Seventeen cable channels owned by Viacom went dark on DirecTV minutes before the stroke of midnight ET Tuesday as the companies failed to hammer out a new distribution agreement.
The two sides jockeyed over carriage fees for powerful cable networks including Nickelodeon, MTV, Comedy Central, BET, VH1, CMT and Spike.
“We have absolutely no problem compensating Viacom fairly, but they have now knowingly put our customers in the unreasonable position of either accepting their extravagant financial demands or losing some of their favorite TV shows,” said Derek Chang, executive VP of content, strategy and development at DirecTV, in a statement issued shortly after the networks dropped off the satcaster before midnight. “We feel our customers should not have to pay more for these networks than the customers of any other TV provider. We reiterated this to Viacom today and have not heard back from them.”
Viacom issued a statement of its own early Wednesday. “We are deeply disappointed that DirecTV dropped Viacom’s channels before our midnight deadline this evening, severing our connection with its nearly 20 million subscribers nationwide. We proposed a fair deal that amounted to an increase of only a couple pennies per day, per subscriber, and we remained willing to negotiate that deal right up to this evening’s deadline.”
The high-profile dispute is a warning that nothing is off limits as technology shifts and industry players draw lines in the sand.
Viacom and DirecTV’s seven-year contract expired last weekend.
DirecTV said Viacom execs sent the satcaster a letter late Monday demanding that the networks be taken down. DirecTV called it an attempt “to leverage a 30% increase, that’s an additional $1 billion, from our customers.”
“We asked Viacom to allow us to keep the channels up while we continue to negotiate, but they refused. We’re working diligently on a new agreement to keep making these channels available at a fair price to our customers,” the satcaster said.
Viacom, for its part, said DirecTV rejected all proposals and countered with a “lower rate than Viacom receives from any other distributor in the industry. With this offer, our negotiations have reached an impasse.”
“The expired deal is seven years old, ancient by the standards of the ever-evolving media industry, which means that DirecTV has enjoyed way below market rates for Viacom’s networks for a very long time,” the conglom added.
DirecTV has about 20 million subscribers, and the development is shocking, potentially hitting one of the most powerful and widely distributed network groups in the nation. But it comes after a dramatic dip in Nickelodeon ratings and with MSOs taking an increasingly hard line against fee increases.

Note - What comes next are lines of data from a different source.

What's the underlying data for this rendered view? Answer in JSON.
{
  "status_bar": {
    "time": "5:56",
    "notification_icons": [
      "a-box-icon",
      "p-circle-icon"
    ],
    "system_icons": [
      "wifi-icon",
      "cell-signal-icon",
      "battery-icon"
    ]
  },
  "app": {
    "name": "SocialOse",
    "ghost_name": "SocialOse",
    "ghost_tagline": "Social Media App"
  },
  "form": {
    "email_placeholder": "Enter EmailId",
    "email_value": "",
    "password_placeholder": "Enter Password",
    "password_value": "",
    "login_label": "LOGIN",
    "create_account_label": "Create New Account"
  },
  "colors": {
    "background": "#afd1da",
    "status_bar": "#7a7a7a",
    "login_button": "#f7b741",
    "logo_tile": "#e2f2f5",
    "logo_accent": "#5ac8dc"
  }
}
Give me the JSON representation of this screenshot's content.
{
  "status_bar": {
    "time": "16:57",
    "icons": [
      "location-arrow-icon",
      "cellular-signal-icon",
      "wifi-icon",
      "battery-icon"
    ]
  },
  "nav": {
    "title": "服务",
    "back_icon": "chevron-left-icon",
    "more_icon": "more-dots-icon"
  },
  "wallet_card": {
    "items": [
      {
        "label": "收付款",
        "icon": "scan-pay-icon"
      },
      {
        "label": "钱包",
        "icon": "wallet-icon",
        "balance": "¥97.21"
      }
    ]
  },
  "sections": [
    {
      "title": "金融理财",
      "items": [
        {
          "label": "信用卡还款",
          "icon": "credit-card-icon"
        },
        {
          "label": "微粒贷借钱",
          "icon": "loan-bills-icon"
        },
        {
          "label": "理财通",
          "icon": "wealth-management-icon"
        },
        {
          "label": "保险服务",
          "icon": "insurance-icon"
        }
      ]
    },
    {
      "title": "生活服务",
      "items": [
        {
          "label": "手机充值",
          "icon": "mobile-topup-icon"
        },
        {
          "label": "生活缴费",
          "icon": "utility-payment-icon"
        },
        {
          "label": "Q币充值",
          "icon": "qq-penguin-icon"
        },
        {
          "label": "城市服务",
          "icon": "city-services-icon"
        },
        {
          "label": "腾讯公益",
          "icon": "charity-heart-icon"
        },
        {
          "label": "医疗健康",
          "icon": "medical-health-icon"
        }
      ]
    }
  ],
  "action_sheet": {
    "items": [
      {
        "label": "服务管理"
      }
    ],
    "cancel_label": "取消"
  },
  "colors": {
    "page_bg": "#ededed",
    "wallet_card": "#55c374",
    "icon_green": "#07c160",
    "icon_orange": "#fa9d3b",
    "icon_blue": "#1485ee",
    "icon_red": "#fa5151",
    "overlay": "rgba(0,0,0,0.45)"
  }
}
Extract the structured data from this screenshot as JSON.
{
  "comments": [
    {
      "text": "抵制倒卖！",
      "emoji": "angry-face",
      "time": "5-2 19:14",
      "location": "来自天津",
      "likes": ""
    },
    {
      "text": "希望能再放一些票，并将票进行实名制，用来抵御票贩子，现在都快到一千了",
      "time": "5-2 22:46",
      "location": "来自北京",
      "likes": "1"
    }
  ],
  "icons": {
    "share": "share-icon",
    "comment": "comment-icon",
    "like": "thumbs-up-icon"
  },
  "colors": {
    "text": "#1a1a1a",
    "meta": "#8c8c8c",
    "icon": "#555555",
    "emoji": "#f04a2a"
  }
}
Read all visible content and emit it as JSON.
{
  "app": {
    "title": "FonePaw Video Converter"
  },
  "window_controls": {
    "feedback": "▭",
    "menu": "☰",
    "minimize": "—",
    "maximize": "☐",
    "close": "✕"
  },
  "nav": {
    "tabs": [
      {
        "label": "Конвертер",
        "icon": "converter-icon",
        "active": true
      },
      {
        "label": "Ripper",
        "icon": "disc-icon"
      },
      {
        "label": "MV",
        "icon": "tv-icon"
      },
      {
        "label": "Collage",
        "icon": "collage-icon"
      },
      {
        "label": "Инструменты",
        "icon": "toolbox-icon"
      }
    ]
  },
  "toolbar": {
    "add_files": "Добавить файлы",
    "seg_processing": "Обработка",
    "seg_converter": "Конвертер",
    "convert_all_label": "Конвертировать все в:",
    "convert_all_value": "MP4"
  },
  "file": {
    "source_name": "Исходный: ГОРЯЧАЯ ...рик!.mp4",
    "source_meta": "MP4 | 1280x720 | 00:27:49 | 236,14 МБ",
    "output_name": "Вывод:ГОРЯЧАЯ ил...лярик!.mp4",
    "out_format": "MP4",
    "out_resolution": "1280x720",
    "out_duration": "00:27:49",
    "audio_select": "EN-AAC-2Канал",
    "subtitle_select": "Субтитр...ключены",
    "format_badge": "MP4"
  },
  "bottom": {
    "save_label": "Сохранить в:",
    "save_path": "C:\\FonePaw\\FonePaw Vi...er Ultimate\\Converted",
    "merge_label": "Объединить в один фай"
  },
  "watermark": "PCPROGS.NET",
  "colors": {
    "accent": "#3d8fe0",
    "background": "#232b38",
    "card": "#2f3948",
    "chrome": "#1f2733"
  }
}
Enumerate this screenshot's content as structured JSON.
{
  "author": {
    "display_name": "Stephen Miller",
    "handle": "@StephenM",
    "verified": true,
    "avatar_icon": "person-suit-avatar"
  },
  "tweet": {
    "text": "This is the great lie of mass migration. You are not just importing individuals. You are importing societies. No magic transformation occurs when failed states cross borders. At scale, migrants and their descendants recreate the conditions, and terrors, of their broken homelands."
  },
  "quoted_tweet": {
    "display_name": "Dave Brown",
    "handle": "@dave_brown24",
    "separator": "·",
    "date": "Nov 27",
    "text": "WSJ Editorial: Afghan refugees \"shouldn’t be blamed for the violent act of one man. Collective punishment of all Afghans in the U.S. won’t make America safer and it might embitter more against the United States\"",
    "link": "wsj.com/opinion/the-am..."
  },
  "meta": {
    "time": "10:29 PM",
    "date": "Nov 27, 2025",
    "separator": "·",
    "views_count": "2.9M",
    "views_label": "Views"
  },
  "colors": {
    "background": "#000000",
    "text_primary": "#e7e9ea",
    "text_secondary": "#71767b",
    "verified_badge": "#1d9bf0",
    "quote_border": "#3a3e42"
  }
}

DirecTV’s smaller rival Dish dropped AMC Networks, home to popular series “Mad Men” and “The Walking Dead,” from its lineup 10 days ago.
At a recent investor conference in Gotham, DirecTV CEO Michael White threatened to drop channels considered overly expensive. “If we have to go dark, we are going to go dark. We will do what it takes,” White said.A report by Bernstein analyst Todd Juenger speculated that given Nick’s ratings woes, dropping the iconic networks, once inconceivable, had become merely improbable. “We don’t know if a distribution conflict will happen next week, or in three years, or never,” he wrote in June.
Viacom said it accounts for 20% of DirecTV viewing but less than 5% of its fees currently. Both sides felt a pinch from Wall Street Tuesday. Viacom shares closed down 2.5%. DirecTV was off 0.6%.
Media analyst Rich Greenfield of BTIG said DirecTV would be making a mistake to let the networks go despite the ratings dip at Nickelodeon, which some have attributed in part to cannibalization from online services like Netflix. “The viewership of online programming is still dwarfed by the size and scale of Viacom’s content,” he said.
Viacom said it has been negotiating for months and offered DirecTV an extension past the agreement’s original June 30 expiration date. As recently as Monday, it said, there had been significant movement in direct conversations with DirecTV.